Così il prof. Bolgiani ha definito, al convegno su „Evangelizzazione e promozione umana”, le formule che i cattolici hanno inventato per definire la propria presenza nella storia degli anni dal ’68 al ’75: „Abbiamo innanzitutto quella che chiamerei del disimpegno apocalittico, […] abbiamo poi un vasto fenomeno che è stato chiamato della diaspora, che sull’onda della contestazione e del dissenso ecclesiali mira ad una fermentazione dall’interno dei movimenti di massa del paese, secondo un ideale di universo cristiano, contrassegnato essenzialmente dalla invisibilità; ciò che di fatto lo rende subalterno al PCI, anche quando si dichiara, nelle scelte ideologiche, da esso indipendente. Vi è poi una tendenza a proporre e raccomandare l’assunzione di responsabilità coscienti in una situazione politica e culturale pluralistica, in un atteggiamento aperto di dialogo ma senza perdere „certe connotazioni essenziali cristiane, dando vita a punti e momenti di aggregazione culturale e sociale, di promozione umana, se vogliamo dirli così, creando spazi sempre nuovi di libertà e di intervento, nel dialogo di fatto che i due maggiori partiti italiani stanno conducendo, nella realtà del paese, fra di loro e all’interno di loro stessi. C’è infine una tendenza che anche non volendolo formalmente, opera in vista di un nuovo „blocco” cattolico e che, per forza di cose, è obbligata a concepire il pluralismo nella forma del confronto e magari dello stesso scontro tra opposti schieramenti e punta a nuove maggioranze elettorali o, non riuscendoci, prevede l’arroccamento sulla difensiva, riprendendo la tesi del vecchio intransigentismo, solo però in una situazione che è ormai storicamente diversa”. In ogni caso si tratta di un travaglio, della ricerca di coniugare impegno nella società e identità cristiana, autonomia della politica e presenza nella società in quanto cattolici. Il problema del „sociale” è ancora oggi il problema di fondo anche per la Chiesa.
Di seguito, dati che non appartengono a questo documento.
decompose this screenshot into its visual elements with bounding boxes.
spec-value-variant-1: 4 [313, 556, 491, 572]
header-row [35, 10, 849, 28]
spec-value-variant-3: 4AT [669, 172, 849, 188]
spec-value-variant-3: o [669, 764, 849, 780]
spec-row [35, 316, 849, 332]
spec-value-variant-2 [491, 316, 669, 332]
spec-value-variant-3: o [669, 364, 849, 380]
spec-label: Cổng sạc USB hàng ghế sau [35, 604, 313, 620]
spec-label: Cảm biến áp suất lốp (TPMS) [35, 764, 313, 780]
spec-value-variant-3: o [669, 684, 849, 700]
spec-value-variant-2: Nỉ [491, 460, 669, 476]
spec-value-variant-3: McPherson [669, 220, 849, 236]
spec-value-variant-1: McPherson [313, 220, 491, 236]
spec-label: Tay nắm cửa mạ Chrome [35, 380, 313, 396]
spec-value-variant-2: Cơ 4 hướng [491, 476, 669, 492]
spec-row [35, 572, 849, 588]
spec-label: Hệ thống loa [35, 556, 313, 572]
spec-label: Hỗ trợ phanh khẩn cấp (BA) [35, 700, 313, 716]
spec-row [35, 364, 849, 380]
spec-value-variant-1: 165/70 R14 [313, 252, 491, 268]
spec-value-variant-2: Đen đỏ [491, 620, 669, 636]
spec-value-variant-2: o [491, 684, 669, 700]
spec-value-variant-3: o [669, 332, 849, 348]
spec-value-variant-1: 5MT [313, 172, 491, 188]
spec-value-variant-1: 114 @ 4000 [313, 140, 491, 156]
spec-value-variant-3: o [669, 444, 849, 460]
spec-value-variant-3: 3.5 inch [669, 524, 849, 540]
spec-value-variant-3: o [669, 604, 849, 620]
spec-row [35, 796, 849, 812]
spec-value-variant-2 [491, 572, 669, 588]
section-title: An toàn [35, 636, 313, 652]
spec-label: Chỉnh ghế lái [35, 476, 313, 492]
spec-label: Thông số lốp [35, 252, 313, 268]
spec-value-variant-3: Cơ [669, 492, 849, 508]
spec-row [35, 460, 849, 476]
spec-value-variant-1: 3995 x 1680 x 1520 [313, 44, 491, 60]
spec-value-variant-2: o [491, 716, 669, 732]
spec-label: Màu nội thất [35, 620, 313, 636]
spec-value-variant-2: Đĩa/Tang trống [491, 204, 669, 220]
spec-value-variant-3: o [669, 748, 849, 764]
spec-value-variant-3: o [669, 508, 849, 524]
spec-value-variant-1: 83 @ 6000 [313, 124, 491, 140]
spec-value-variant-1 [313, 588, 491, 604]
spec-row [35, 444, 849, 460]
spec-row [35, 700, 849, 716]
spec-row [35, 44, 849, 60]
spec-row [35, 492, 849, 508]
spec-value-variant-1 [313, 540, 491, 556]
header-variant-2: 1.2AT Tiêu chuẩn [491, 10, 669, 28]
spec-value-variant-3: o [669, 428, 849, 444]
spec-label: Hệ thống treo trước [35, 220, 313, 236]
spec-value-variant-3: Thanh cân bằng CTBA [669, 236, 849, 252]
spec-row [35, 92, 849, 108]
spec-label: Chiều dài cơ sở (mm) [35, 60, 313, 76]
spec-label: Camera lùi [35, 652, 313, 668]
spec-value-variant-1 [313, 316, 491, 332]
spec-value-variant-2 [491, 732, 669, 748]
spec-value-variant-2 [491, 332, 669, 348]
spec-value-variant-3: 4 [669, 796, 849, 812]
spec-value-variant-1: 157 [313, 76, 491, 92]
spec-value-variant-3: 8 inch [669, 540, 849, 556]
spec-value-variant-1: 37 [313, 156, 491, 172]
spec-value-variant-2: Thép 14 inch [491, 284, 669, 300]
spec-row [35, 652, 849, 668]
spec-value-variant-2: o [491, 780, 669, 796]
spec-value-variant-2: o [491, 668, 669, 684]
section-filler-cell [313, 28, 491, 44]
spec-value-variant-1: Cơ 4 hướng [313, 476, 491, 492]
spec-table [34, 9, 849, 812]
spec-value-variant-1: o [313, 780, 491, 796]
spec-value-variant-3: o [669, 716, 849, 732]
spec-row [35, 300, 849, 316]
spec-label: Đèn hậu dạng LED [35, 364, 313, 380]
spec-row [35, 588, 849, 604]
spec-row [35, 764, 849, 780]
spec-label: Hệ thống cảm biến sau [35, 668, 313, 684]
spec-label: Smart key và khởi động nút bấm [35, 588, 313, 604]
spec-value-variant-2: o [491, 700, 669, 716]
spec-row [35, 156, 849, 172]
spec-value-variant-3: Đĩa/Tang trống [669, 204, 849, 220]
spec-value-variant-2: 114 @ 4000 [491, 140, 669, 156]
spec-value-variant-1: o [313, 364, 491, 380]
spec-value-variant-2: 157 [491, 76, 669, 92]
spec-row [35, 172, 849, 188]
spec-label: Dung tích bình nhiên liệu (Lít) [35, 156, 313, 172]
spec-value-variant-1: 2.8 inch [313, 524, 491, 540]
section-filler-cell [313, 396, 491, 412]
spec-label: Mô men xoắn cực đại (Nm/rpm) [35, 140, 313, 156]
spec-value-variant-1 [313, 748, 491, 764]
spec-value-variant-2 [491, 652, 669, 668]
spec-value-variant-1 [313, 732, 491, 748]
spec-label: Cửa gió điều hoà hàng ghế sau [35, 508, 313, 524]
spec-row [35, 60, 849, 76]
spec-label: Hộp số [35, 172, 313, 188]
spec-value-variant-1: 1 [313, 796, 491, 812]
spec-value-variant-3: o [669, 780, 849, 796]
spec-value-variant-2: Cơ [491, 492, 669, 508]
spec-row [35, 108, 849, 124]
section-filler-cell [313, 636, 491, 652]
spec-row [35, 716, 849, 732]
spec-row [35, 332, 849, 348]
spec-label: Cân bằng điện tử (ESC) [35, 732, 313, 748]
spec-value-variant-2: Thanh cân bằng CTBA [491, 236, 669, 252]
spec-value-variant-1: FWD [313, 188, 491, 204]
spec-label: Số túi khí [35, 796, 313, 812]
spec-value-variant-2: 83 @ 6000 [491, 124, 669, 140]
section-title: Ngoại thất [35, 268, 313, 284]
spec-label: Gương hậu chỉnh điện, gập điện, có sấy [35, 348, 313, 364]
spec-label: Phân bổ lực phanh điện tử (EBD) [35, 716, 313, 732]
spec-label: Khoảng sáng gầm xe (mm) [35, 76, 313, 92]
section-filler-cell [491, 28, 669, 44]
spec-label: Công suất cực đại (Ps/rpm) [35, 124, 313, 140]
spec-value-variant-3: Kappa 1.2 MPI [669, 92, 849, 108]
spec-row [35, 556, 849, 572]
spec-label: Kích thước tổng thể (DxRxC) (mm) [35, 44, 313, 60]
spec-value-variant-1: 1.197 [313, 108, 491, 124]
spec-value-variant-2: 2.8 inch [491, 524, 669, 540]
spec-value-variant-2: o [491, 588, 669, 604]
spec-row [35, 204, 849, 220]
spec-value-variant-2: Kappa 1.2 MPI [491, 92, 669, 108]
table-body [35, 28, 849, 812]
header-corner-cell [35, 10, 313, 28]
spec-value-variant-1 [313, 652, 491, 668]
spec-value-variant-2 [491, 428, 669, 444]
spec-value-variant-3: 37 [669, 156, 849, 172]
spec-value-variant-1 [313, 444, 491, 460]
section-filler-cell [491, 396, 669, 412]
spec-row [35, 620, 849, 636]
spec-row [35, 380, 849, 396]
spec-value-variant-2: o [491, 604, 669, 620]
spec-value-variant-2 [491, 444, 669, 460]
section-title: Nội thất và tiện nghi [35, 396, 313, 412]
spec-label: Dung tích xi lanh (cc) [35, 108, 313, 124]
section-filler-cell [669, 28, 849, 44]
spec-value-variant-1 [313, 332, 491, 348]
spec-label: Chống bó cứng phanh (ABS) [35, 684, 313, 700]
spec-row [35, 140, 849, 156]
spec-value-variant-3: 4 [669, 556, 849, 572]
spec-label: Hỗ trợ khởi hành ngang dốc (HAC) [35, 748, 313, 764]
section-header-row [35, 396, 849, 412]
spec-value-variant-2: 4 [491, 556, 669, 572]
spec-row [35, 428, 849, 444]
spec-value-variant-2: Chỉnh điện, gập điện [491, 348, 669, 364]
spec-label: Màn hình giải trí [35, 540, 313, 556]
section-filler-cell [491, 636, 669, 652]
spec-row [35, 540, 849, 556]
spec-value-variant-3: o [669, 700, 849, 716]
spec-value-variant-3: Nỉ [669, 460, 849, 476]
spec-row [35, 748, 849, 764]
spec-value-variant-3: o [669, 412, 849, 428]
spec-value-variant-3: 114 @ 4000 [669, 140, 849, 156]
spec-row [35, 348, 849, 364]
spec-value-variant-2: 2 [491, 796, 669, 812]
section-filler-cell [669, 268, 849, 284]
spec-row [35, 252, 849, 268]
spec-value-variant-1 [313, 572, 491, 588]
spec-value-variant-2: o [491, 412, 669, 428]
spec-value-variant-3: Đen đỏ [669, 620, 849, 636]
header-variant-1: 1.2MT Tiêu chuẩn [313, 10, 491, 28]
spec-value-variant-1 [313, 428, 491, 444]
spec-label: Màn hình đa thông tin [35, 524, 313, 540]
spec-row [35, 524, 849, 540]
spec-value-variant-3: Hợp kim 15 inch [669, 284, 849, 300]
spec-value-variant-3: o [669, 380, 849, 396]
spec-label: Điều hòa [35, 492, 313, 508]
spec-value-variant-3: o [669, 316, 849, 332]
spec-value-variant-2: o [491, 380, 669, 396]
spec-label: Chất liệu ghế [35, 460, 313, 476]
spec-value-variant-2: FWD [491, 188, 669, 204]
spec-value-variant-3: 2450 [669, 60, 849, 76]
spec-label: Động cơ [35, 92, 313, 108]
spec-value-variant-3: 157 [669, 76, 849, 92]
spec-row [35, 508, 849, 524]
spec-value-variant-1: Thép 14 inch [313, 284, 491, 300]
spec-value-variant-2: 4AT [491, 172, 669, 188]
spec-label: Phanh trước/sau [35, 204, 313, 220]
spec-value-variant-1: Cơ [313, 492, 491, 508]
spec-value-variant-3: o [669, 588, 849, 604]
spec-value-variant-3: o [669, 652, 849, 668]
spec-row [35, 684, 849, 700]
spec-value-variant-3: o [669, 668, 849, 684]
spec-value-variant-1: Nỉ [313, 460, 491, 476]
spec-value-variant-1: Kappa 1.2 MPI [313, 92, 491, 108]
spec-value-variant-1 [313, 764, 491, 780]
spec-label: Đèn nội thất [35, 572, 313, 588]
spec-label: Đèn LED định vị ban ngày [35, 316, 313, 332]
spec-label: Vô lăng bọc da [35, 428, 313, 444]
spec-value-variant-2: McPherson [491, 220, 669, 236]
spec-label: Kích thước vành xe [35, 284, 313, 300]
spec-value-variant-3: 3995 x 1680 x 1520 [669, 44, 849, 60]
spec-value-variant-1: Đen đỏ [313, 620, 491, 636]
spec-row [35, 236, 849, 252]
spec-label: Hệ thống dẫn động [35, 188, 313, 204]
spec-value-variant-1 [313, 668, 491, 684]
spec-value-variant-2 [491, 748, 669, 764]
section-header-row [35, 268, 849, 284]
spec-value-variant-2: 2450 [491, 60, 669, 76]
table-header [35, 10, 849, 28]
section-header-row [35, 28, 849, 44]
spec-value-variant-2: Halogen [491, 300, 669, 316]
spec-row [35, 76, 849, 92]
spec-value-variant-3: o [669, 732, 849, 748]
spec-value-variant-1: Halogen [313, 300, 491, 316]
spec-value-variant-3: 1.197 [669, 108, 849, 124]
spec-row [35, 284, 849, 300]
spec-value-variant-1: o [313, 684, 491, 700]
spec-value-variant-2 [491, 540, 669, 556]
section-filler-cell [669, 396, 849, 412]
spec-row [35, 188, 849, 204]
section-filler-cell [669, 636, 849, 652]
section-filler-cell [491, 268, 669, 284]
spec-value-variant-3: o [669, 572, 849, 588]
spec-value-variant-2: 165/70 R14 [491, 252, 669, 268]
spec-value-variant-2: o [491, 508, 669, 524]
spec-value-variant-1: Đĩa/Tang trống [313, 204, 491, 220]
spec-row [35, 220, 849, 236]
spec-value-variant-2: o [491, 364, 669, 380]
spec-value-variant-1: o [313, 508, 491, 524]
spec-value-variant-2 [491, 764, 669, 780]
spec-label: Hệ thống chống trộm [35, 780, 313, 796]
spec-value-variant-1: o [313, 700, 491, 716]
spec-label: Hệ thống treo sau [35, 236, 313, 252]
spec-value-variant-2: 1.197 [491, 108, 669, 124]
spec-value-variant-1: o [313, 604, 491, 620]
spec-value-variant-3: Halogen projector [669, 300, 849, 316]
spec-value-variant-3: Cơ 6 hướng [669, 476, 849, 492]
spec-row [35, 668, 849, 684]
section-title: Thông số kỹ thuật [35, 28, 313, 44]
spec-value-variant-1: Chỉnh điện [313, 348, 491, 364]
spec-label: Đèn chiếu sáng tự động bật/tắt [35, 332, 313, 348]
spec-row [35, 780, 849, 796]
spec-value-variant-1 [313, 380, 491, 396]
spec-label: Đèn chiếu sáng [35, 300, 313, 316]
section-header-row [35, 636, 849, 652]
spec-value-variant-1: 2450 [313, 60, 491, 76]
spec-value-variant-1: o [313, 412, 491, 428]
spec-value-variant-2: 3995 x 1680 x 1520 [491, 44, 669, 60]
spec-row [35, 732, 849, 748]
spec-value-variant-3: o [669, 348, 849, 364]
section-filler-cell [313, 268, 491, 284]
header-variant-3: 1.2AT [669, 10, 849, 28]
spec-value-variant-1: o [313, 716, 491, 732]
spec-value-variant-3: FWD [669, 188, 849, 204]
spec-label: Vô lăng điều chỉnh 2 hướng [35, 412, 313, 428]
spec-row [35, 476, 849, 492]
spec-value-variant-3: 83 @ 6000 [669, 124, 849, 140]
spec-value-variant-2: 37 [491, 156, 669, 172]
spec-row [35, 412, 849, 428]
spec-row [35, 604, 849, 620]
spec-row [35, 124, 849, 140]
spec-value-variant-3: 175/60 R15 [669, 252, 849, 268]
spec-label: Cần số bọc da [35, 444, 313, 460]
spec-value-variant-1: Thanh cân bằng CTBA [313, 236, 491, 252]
Per quest’insieme di ragioni il vecchio blocco dominante non ha potuto superare, in questo caso, la crisi apertasi nel suo sistema di potere, né ha potuto affrontarla facendo ricorso ai metodi tradizionali e a misure di corto respiro. 0, magari, utilizzando ancora una volta, puramente e semplicemente, l’arma della „rivoluzione passiva”. È tutto un assetto di classe, infatti, che stavolta si è inceppato, precipitando in una crisi quanto mai profonda. Lo ha espresso felicemente Fabrizio De André nella sua canzone del maggio: „Anche se il nostro maggio ha fatto a meno del vostro coraggio… se la paura di guardare vi ha fatto chinare il mento… se il fuoco ha risparmiato le vostre millecento… anche se voi vi credete assolti siete lo stesso coinvolti…”.